Considering just how big the gyms were, NYC public schools did not do much by way of sports when I went to school in the 1960’s.  In the winter months, we played newcomb and a variation of punch ball using a giant red rubber ball.  Or we’d just play catch with it.  We’d also play a variation of dodgeball where our entire class of 35+ kids would stand in a giant circle and throw the ball at each other *without* trying to knock each other down.   I can assure you that it didn’t work very well and someone inevitably got hit in the face.

Gyms also make me think of the Y, PAL, Boys and Girls clubs, and different Settlement Houses around the city where kids could go to play sports.  There was something very friendly about those places.  Everyone one wore gray or navy blue sweats and instead of running shoes, tennis shoes or basketball shoes, kids wore sneakers.

Later when the health club craze hit, the character of gyms seemed to change.  The large cavernous spaces became smaller and tighter and at the same time less about camaraderie and sports and more about individual achievement and beauty.  I know that I am over simplifying here, but the truth is, I always feel like an outsider walking into a health club.  The spaces always seem overly crowded with equipment and people not to mention music pounding so loud my ears hurt.  Perhaps too, my conception of sports comes into play — the idea being that it is hard for me push and pull machines or run to nowhere watching CNN or the Real Housewives of New Jersey without some other purpose that revolves around sports.

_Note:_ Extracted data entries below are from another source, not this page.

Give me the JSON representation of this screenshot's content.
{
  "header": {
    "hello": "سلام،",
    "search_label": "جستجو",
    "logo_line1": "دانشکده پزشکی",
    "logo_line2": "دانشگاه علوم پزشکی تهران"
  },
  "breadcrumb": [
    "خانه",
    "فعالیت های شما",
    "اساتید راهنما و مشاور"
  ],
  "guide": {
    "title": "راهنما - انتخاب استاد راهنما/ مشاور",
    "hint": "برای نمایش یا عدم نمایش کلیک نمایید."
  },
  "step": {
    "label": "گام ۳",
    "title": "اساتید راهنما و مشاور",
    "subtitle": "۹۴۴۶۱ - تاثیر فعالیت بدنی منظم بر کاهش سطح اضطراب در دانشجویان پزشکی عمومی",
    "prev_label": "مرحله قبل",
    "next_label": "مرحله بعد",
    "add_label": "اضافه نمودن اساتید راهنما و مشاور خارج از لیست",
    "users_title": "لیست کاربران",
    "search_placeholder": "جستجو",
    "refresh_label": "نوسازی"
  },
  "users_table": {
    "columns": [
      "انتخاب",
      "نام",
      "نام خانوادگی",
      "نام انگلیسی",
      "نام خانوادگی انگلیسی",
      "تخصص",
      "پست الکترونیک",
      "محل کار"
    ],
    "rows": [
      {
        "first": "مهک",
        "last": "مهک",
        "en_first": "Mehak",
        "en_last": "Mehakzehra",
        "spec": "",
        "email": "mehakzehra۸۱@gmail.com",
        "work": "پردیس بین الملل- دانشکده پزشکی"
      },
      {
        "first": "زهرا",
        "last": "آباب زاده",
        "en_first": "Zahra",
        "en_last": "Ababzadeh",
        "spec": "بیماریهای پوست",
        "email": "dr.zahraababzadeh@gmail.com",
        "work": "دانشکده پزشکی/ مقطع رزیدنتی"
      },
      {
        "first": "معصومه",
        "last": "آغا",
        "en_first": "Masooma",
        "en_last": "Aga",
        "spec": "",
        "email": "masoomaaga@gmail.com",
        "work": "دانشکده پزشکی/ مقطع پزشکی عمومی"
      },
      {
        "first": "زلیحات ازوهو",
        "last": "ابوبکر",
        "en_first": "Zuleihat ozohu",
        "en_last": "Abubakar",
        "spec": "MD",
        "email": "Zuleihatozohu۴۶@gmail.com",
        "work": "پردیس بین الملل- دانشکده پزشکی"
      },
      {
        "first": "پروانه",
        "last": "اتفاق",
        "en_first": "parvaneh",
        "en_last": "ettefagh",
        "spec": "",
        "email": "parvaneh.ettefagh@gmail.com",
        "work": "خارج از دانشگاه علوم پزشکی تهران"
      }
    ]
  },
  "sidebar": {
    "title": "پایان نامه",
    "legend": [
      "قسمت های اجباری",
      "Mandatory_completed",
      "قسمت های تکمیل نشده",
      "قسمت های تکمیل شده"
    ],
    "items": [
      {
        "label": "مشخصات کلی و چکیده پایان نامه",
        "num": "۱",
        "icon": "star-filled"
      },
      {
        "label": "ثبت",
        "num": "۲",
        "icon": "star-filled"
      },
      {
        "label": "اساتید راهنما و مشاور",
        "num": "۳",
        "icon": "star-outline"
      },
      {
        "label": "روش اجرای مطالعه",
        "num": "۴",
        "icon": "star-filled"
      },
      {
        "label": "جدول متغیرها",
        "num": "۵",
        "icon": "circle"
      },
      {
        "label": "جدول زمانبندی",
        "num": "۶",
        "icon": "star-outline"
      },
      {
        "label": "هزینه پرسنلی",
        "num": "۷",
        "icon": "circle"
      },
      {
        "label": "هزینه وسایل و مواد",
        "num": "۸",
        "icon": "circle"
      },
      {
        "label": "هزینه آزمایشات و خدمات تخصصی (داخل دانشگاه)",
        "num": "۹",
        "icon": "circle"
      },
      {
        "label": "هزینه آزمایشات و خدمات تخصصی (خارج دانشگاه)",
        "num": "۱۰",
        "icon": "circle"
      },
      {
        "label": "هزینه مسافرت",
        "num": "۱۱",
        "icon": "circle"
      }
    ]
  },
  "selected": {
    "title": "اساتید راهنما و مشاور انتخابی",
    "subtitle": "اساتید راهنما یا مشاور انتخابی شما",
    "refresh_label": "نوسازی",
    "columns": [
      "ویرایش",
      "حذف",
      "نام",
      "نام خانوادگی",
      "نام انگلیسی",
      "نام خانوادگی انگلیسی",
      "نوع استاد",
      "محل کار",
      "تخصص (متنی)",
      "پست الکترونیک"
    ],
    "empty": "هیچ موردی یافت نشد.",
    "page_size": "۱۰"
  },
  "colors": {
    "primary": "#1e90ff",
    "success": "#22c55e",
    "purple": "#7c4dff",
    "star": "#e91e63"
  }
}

When I finally found my way into a boxing gym — I got some of that old feeling back of when I was a kid.  A space where people were engaged in an activity, but with a real sense that every aspect of the training is for some purpose — and importantly, that everyone is rooting for you no matter what your skill level.  Goodness knows that some boxing gyms are as funky as they come while others have borrowed a bit from the health club concept and have clean spaces and new equipment.  Still the feeling is welcoming and fun:  a place more about the work than anything else and that can be a pretty inspiring thing.